Thomas Robert Malthus (1766—1834) was een Brits geestelijke die zich veel bezighield met demografische en economische
vraagstukken. In 1798 publiceerde hij
"An Essay on the Principle of Population"
, waarin hij aannam dat de totale bevolking exponentieel groeit, terwijl de middelen
van bestaan lineair toenemen. Dit leidt tot de beschikbaarheid van steeds minder grond
(voedsel/energie) per mens en dus een daling in welvaart, de
"Malthusiaanse catastrofe"
.
Op grond hiervan meende hij dat de totale bevolking een maximale omvang zou hebben,
het
"Malthusiaans plafond"
. Hij veronderstelde dat de mensheid deze maximale omvang binnen afzienbare tijd zou
bereiken en dat alleen middels hongersnood, epidemieën en oorlogen het aantal mensen
binnen de grenzen van het Malthusiaans plafond zou kunnen blijven. Malthus geldt als
één der eerste economen. In de tweede helft van de negentiende eeuw werd deze opinie
fel bestreden, onder andere door Karl Marx en Friedrich Engels die in Malthus' catastrofe
slechts een gevolg van de kapitalistische samenleving zagen. Ook economen als John
Maynard Smith en Ronald Fisher trokken Malthus' pessimistische kijk in twijfel. In
de twintigste eeuw heeft niets van een Malthusiaanse catastrofe plaatsgevonden.

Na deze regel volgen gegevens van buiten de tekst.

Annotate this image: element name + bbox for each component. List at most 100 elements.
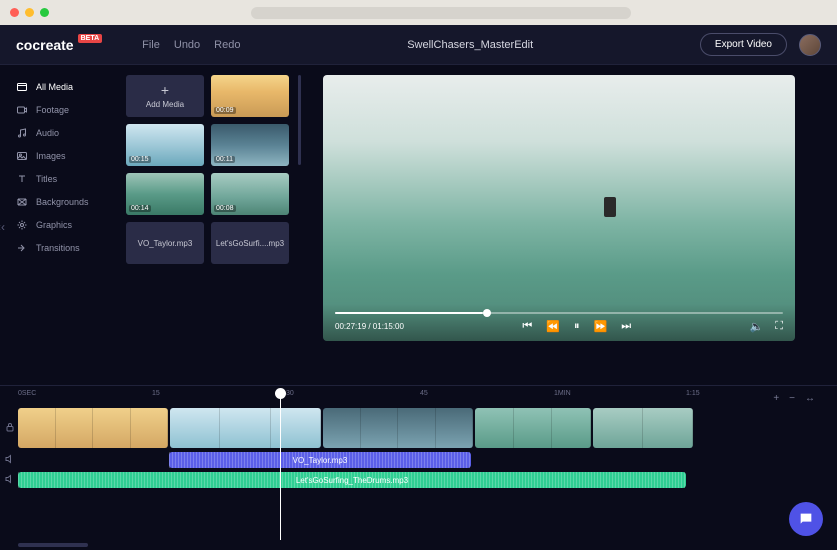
media-sidebar: ‹‹ All Media Footage Audio Images <box>0 65 120 385</box>
timeline-tools: + − ↔ <box>773 393 815 404</box>
sidebar-item-label: Backgrounds <box>36 197 89 207</box>
url-bar[interactable] <box>251 7 631 19</box>
audio-track-music[interactable]: Let'sGoSurfing_TheDrums.mp3 <box>18 472 827 488</box>
sidebar-item-audio[interactable]: Audio <box>10 123 120 143</box>
zoom-in-icon[interactable]: + <box>773 393 779 404</box>
sidebar-item-label: All Media <box>36 82 73 92</box>
waveform <box>18 472 686 488</box>
clip-duration: 00:09 <box>214 107 236 114</box>
sidebar-item-label: Footage <box>36 105 69 115</box>
fullscreen-icon[interactable]: ⛶ <box>775 320 783 333</box>
menu-redo[interactable]: Redo <box>214 39 240 51</box>
backgrounds-icon <box>16 196 28 208</box>
url-bar-area <box>55 7 827 19</box>
clip-duration: 00:14 <box>129 205 151 212</box>
preview-area: 00:27:19 / 01:15:00 ⏮ ⏪ ⏸ ⏩ ⏭ 🔈 ⛶ <box>295 65 837 385</box>
timeline-clip-4[interactable] <box>475 408 591 448</box>
ruler-tick: 0SEC <box>18 390 36 397</box>
media-icon <box>16 81 28 93</box>
beta-badge: BETA <box>78 34 103 43</box>
graphics-icon <box>16 219 28 231</box>
transitions-icon <box>16 242 28 254</box>
lock-icon[interactable] <box>4 421 16 435</box>
preview-subject <box>604 197 616 217</box>
window-close-dot[interactable] <box>10 8 19 17</box>
forward-icon[interactable]: ⏩ <box>594 320 608 333</box>
app-logo[interactable]: cocreate BETA <box>16 37 102 53</box>
titles-icon <box>16 173 28 185</box>
menu-undo[interactable]: Undo <box>174 39 200 51</box>
timeline-clip-2[interactable] <box>170 408 321 448</box>
sidebar-item-backgrounds[interactable]: Backgrounds <box>10 192 120 212</box>
preview-controls: 00:27:19 / 01:15:00 ⏮ ⏪ ⏸ ⏩ ⏭ 🔈 ⛶ <box>323 304 795 341</box>
media-clip-1[interactable]: 00:09 <box>211 75 289 117</box>
scrubber-knob[interactable] <box>483 309 491 317</box>
timeline-audio-music[interactable]: Let'sGoSurfing_TheDrums.mp3 <box>18 472 686 488</box>
audio-track-vo[interactable]: VO_Taylor.mp3 <box>18 452 827 468</box>
sidebar-item-images[interactable]: Images <box>10 146 120 166</box>
add-media-label: Add Media <box>146 100 184 109</box>
images-icon <box>16 150 28 162</box>
sidebar-item-graphics[interactable]: Graphics <box>10 215 120 235</box>
sidebar-item-label: Graphics <box>36 220 72 230</box>
app-header: cocreate BETA File Undo Redo SwellChaser… <box>0 25 837 65</box>
ruler-tick: 1:15 <box>686 390 700 397</box>
skip-start-icon[interactable]: ⏮ <box>522 320 532 333</box>
sidebar-item-label: Images <box>36 151 66 161</box>
media-audio-label: Let'sGoSurfi....mp3 <box>216 239 284 248</box>
media-audio-2[interactable]: Let'sGoSurfi....mp3 <box>211 222 289 264</box>
sidebar-item-titles[interactable]: Titles <box>10 169 120 189</box>
ruler-tick: 1MIN <box>554 390 571 397</box>
video-track[interactable] <box>18 408 827 448</box>
media-grid: + Add Media 00:09 00:15 00:11 00:14 00:0… <box>120 65 295 385</box>
media-audio-1[interactable]: VO_Taylor.mp3 <box>126 222 204 264</box>
zoom-fit-icon[interactable]: ↔ <box>805 393 815 404</box>
waveform <box>169 452 471 468</box>
add-media-button[interactable]: + Add Media <box>126 75 204 117</box>
sidebar-item-transitions[interactable]: Transitions <box>10 238 120 258</box>
pause-icon[interactable]: ⏸ <box>574 320 580 333</box>
zoom-out-icon[interactable]: − <box>789 393 795 404</box>
media-clip-3[interactable]: 00:11 <box>211 124 289 166</box>
timeline-audio-vo[interactable]: VO_Taylor.mp3 <box>169 452 471 468</box>
timeline-clip-1[interactable] <box>18 408 168 448</box>
timeline-rows: VO_Taylor.mp3 Let'sGoSurfing_TheDrums.mp… <box>18 408 827 488</box>
window-chrome <box>0 0 837 25</box>
ruler-tick: 15 <box>152 390 160 397</box>
sidebar-item-label: Transitions <box>36 243 80 253</box>
footage-icon <box>16 104 28 116</box>
help-chat-button[interactable] <box>789 502 823 536</box>
menu-file[interactable]: File <box>142 39 160 51</box>
volume-icon[interactable]: 🔈 <box>750 320 764 333</box>
sidebar-item-label: Audio <box>36 128 59 138</box>
audio-icon <box>16 127 28 139</box>
timeline-ruler[interactable]: 0SEC 15 30 45 1MIN 1:15 + − ↔ ↖ <box>18 390 827 404</box>
preview-scrubber[interactable] <box>335 312 783 314</box>
timeline-horizontal-scrollbar[interactable] <box>18 543 88 547</box>
sidebar-item-all-media[interactable]: All Media <box>10 77 120 97</box>
timeline-playhead[interactable] <box>280 390 281 540</box>
clip-duration: 00:08 <box>214 205 236 212</box>
user-avatar[interactable] <box>799 34 821 56</box>
media-clip-5[interactable]: 00:08 <box>211 173 289 215</box>
video-preview[interactable]: 00:27:19 / 01:15:00 ⏮ ⏪ ⏸ ⏩ ⏭ 🔈 ⛶ <box>323 75 795 341</box>
timeline: 0SEC 15 30 45 1MIN 1:15 + − ↔ ↖ <box>0 385 837 549</box>
timeline-clip-5[interactable] <box>593 408 693 448</box>
chat-icon <box>798 511 814 527</box>
speaker-icon[interactable] <box>4 473 16 487</box>
export-video-button[interactable]: Export Video <box>700 33 787 56</box>
skip-end-icon[interactable]: ⏭ <box>621 320 631 333</box>
rewind-icon[interactable]: ⏪ <box>546 320 560 333</box>
logo-text: cocreate <box>16 37 74 53</box>
timeline-clip-3[interactable] <box>323 408 473 448</box>
main-menu: File Undo Redo <box>142 39 240 51</box>
sidebar-item-footage[interactable]: Footage <box>10 100 120 120</box>
speaker-icon[interactable] <box>4 453 16 467</box>
project-title: SwellChasers_MasterEdit <box>240 39 699 51</box>
window-minimize-dot[interactable] <box>25 8 34 17</box>
media-clip-4[interactable]: 00:14 <box>126 173 204 215</box>
sidebar-collapse-button[interactable]: ‹‹ <box>0 220 5 234</box>
window-zoom-dot[interactable] <box>40 8 49 17</box>
plus-icon: + <box>161 83 169 97</box>
media-clip-2[interactable]: 00:15 <box>126 124 204 166</box>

Wel
verscheen in 1972 het
"De grenzen aan de groei"
. Dit is een geschrift van de Club van Rome die als doelstelling heeft de wereld bekend te maken met problemen als bevolkingsgroei,
voedselproductie, industrialisatie, uitputting natuurlijke hulpbronnen en vervuiling.
Ook zij maakten veel gebruik van exponentiële groeimodellen.